The ability to make new materials and control them on an atomic scale remains a substantial challenge in materials chemistry. This talk will offer a window into planned research in the Fenton group, a new synthetic materials lab in the chemistry department at Penn State. Our work will focus on creative synthetic problem solving at the interface of inorganic and organic materials, covering a range of fundamental and application-driven inquiries in colloidal nanosolids, porous materials, polymers, and extended hybrid solids.

“2022 Millennium Café Pitch Competition Winners”

Sanjana Krishna Mani, Christopher Wheatley, Ama Agyapong

On May 5th >40 students competed in the Millennium Café Pitch Competition sponsored by PPG. The competition was fierce as students had <2 minutes to introduce their research in a manner that was understandable and inspiring to our panel of judges. Don’t miss this opportunity to hear the top-3 winners from this year’s competition.

  • Sanjana Krishna Mani - “Machines in Microscale: Light-driven Oil Submarines”
  • Christopher Wheatley - “Making cold sintering industrially feasible using ultrasonic nondestructive characterization”
  • Ama Agyapong  - “Journey to Ordering”
Growing Neural Engineering @ Penn State

Neural Engineering is a truly collaborative cross disciplinary effort to bring modern technological approaches to interfacing with, understanding of, and clinical care of the brain and nervous system. I’ll sketch some of the strengths of PSU’s already strong interdisciplinary Neural Engineering community and the framework through which we’re targeting to expand.

Seeing is Believing: Opportunities Enabled by in-situ Transmission Electron Microscopy (TEM)

TEM is a powerful nano/atomic scale imaging technique which can reveal structure-performance relationships and inspire the design of new materials. in-situ TEM – such as the ability to analyze samples in liquid/gaseous environments and/or while simultaneously heating or applying an electrical potential has created revolutionary new opportunities for real-time visualization of physical and chemical processes.
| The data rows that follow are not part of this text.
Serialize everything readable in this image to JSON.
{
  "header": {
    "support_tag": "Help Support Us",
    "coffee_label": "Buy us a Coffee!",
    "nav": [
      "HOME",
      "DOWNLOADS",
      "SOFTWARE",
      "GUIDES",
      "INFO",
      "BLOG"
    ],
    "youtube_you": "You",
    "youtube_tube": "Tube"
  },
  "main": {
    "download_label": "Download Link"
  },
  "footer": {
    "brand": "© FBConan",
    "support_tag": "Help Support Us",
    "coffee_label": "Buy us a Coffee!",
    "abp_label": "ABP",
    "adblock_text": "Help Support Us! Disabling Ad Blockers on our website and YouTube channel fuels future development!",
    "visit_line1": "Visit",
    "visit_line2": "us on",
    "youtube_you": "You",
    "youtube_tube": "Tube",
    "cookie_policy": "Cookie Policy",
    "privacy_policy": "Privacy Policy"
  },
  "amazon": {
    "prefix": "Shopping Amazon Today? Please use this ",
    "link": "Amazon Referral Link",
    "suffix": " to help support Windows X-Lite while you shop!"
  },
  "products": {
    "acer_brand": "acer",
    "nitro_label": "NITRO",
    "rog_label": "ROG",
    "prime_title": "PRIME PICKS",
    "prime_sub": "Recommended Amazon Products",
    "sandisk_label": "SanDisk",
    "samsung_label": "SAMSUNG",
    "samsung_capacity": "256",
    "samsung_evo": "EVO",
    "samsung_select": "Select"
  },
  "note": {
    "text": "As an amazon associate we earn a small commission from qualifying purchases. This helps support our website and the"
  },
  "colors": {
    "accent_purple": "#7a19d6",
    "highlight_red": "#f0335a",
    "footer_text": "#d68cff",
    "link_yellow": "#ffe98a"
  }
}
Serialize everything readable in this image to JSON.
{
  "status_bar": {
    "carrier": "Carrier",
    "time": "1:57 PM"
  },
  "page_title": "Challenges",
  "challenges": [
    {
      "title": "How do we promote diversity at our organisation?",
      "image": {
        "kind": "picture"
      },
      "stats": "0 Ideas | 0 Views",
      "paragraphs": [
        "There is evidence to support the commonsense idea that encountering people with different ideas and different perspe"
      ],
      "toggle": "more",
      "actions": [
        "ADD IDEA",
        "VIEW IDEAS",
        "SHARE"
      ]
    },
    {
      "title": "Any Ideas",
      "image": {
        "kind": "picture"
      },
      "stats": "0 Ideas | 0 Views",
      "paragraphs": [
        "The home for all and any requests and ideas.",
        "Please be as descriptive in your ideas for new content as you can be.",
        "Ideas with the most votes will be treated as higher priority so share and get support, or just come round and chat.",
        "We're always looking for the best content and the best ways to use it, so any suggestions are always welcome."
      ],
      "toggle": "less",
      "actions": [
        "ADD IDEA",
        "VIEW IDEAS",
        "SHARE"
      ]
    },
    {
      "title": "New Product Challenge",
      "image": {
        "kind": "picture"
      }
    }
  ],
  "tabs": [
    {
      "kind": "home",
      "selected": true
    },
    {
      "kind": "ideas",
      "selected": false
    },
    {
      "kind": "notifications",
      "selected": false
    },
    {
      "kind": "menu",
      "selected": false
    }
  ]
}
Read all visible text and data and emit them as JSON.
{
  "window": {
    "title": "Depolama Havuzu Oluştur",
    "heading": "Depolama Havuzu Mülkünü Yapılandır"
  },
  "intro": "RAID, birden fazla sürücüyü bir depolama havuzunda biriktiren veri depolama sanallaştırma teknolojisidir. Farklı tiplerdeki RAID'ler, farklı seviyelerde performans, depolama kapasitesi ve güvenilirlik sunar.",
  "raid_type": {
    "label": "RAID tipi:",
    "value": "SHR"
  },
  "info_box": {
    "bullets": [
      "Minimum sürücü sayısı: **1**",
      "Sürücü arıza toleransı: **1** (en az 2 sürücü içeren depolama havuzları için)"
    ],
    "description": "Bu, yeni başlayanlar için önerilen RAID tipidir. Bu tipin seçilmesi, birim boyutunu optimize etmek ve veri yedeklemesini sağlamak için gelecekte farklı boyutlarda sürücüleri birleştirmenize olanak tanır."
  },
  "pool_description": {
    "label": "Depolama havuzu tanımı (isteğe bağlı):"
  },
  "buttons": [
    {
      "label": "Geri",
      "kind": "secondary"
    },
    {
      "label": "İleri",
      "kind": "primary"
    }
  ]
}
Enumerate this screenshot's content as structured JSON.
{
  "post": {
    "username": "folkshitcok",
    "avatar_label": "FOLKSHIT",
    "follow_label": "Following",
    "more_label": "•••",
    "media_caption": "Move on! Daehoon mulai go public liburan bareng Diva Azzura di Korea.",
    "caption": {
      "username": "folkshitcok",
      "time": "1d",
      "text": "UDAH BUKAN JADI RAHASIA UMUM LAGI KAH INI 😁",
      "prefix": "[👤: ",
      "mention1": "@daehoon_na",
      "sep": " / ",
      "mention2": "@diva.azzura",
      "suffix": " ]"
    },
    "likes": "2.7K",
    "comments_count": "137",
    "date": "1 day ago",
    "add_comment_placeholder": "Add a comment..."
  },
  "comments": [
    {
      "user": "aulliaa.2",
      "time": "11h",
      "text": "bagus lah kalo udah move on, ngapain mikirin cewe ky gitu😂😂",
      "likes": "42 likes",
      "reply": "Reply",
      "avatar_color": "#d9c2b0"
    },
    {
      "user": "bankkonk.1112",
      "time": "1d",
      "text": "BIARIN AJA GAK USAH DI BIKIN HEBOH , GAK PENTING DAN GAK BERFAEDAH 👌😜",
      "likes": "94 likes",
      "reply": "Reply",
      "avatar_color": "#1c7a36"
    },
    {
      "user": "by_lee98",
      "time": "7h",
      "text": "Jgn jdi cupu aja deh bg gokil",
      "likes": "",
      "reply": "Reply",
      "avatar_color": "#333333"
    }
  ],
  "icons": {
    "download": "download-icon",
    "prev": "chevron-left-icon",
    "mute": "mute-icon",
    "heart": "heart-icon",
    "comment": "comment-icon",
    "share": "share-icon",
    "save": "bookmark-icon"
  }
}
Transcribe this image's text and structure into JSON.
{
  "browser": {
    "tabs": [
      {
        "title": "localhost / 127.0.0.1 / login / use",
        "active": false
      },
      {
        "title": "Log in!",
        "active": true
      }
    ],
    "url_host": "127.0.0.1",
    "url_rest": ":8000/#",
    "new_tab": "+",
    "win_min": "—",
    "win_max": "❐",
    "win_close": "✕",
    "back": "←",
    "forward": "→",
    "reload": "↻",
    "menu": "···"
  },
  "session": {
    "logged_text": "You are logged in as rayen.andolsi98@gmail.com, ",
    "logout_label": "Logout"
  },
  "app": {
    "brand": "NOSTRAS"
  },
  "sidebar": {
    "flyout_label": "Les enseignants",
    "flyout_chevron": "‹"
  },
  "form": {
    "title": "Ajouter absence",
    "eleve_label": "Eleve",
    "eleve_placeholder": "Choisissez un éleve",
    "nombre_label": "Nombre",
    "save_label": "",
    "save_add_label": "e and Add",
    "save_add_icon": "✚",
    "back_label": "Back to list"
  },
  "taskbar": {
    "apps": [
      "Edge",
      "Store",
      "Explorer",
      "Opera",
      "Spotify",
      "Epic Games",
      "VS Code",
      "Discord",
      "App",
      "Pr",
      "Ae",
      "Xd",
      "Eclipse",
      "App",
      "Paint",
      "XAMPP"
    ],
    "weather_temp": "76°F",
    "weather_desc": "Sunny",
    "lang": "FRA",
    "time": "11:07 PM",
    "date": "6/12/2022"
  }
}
I will introduce new opportunities for collaborative research offered by the recent advancements in in-situ TEM.

Biomaterials and Biofabrication: Making with Mycelia

Jenn Macalady | Geosciences

Innovators from coast to coast are building new things with fungi. The small number of fungi currently in mass production were already being cultivated at smaller scale for medicinal and other uses, suggesting that the best fungal building materials have yet to be discovered and that significant contributions toward sustainable materials will soon be made in collaboration with scientists who study fungal ecology, physiology, diversity and genomics.

The Center for Regenerative Engineering and Translational Ecosystem (CREATE)

CREATE will strengthen and organize transdisciplinary expertise across campus to tackle grand medical challenges in regenerative engineering. Regenerative engineering is a new field defined as the convergence of advanced materials sciences, stem cell sciences, physics, developmental biology and clinical translation for the regeneration of complex tissues and organ systems. Complex tissues comprise intricate vascular and nervous networks, tissue interfaces, structural hierarchy and complex functional features, which are translated into significant technical and regulatory barriers in establishing compositional gradients, temporal changes, and the use of various cells to drive tissue and organ morphogenesis.